I am returning a segmentation fault with this code. The argc portion of the code is function correctly if i enter too many arguments returning "1". If the correct number of arguments are entered I get a segmentation fault. I am pretty new to this and could use some help figuring out why.

Here is output from testing when i added a print f to the beginning.

./caesar your key is (null) segmentation fault

./caesar 2 your key is 2 segmentation fault

./caesar 2 3 your key is 2 segmentation fault

#include <stdio.h>
#include <cs50.h>
#include <string.h>

int main (int argc, string argv[])
    int counter = 0;

    printf("your key is: %s \n", argv[1]);

    for (int i =0, n=strlen(argv[1]); i<n; i++)//tries to read argv[1] to determine if all of the elements are digits
        if (argv[1][i]<=9)
            counter ++;//adds to counter when decimal digits are found
            counter--;//subtracts from counter if non decimals are found
    if (argc==2 && counter == strlen(argv[1]))//if arguments are entered properly prompt user for message to encode.
       string k = get_string("Plaintext: \n");
        printf("1 \n");

I know argv is taking in the second argument stored in argv[1]. I am just not sure how to correct this outcome. Any help would be greatly appreciated.


1 Answer 1


The seg fault happens when the program is run without any parameters. It is looking for a value in argv[1]. If there are no parameters given, then there argv[1] is null. Then, when it calls strlen(argv[1]), it throws a seg fault. When a function like strlen (and a lot of related functions) is called with null input, it seg faults.
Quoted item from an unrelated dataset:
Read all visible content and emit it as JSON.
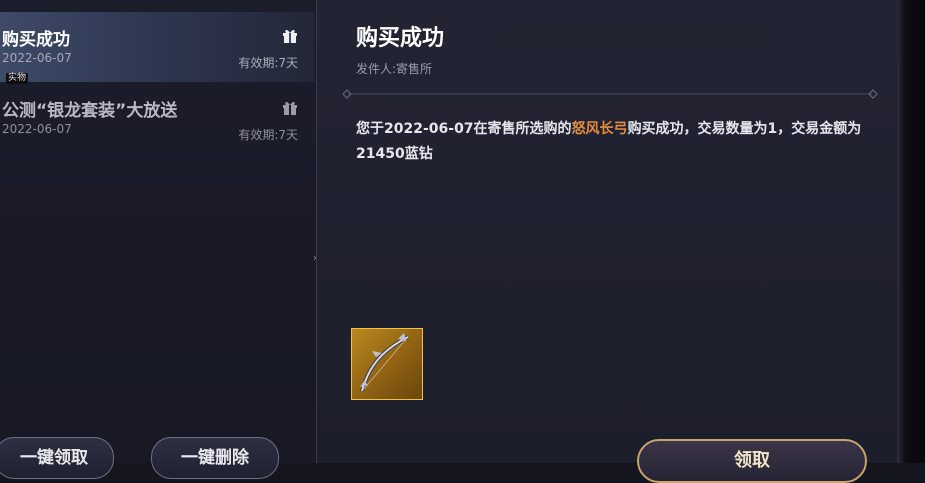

When I run the code with a key, it executes to the end without any seg faults. Perhaps you haven't recompiled your code since you updated it?
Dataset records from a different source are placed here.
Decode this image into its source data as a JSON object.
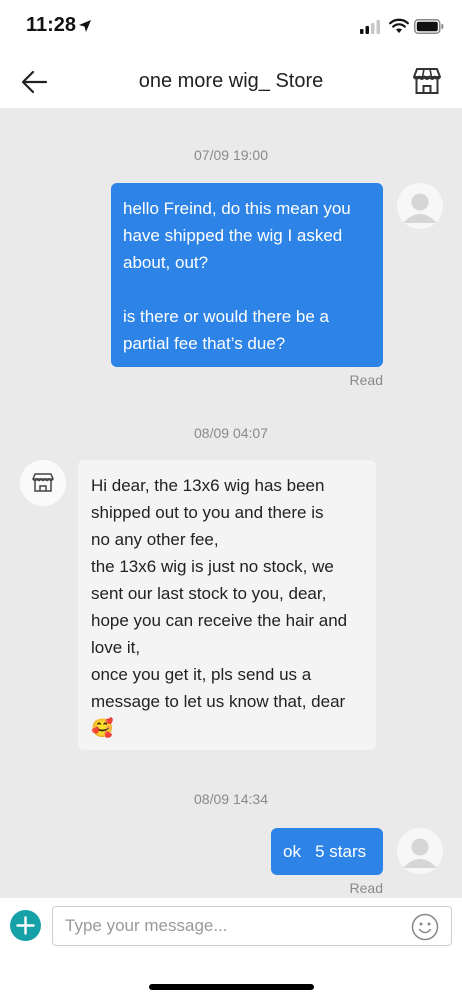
{
  "status_bar": {
    "time": "11:28"
  },
  "header": {
    "title": "one more wig_ Store"
  },
  "messages": [
    {
      "timestamp": "07/09 19:00",
      "lines": [
        "hello Freind, do this mean you",
        "have shipped the wig I asked",
        "about, out?",
        "",
        "is there  or would there be a",
        "partial fee that’s due?"
      ],
      "status": "Read"
    },
    {
      "timestamp": "08/09 04:07",
      "lines": [
        "Hi dear, the 13x6 wig has been",
        "shipped out to you and there is",
        "no any other fee,",
        "the 13x6 wig is just no stock, we",
        "sent our last stock to you, dear,",
        "hope you can receive the hair and",
        "love it,",
        "once you get it, pls send us a",
        "message to let us know that, dear"
      ],
      "emoji": "🥰"
    },
    {
      "timestamp": "08/09 14:34",
      "text": "ok   5 stars",
      "status": "Read"
    }
  ],
  "composer": {
    "placeholder": "Type your message..."
  },
  "icons": {
    "back": "arrow-left-icon",
    "store": "store-icon",
    "avatar_user": "user-avatar-icon",
    "avatar_store": "store-avatar-icon",
    "add": "plus-icon",
    "emoji": "smiley-icon"
  },
  "colors": {
    "outgoing_bubble": "#2d83e6",
    "incoming_bubble": "#f4f4f4",
    "chat_background": "#eaeaea",
    "add_button": "#16a0a8"
  }
}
There are a number of other issues in the code, but this question related only to the seg faults. New problems deserve a new question.

Happy coding.

If this answers your question, please click on the check mark to accept. Let's keep up on forum maintenance. ;-)

  • Cliff, Thank you for your response. I have saved and recompiled and i am still getting segmentation faults. Your answer does bring up some other questions but I think the first is the most important. I am an extreme rookie when it comes to coding so I apologize if this is elementary. Is this a problem of logic. IE is the problem that I am asking for something in argv[1] before i know anuything is there? Have I failed to initialize argv[] correctly. I feel like I have essentially copied this line of code straight from the lecture but if I am missing something can you tell me what it is?
    – Rob Watt
    Apr 10, 2020 at 14:26
  • No apologies necessary. Everyone starts learning at some point. What may seem very elementary to me now can easily befuddle new programmers! It happened to me too. You're on the right track, although you were kind of dancing around it. YES, you need to verify that there is something in argv[1] ( or argv[x]) before you attempt to use it. If not, you get a seg fault. The way to do that is to check the value of argc. It tells you how many elements there are in the argv array. Remember too that argv is an array that starts at 0, so if argc = 3, there's argv[0],to argv[2] only. No argv[3]!
    – Cliff B
    Apr 10, 2020 at 19:02
  • awesome! Thank you so much for the help. I just updated my code as such and the segmentation fault is gone. Now on to making the rest of the program work (perhaps easier said than done). I really appreciate you taking the time to help me out.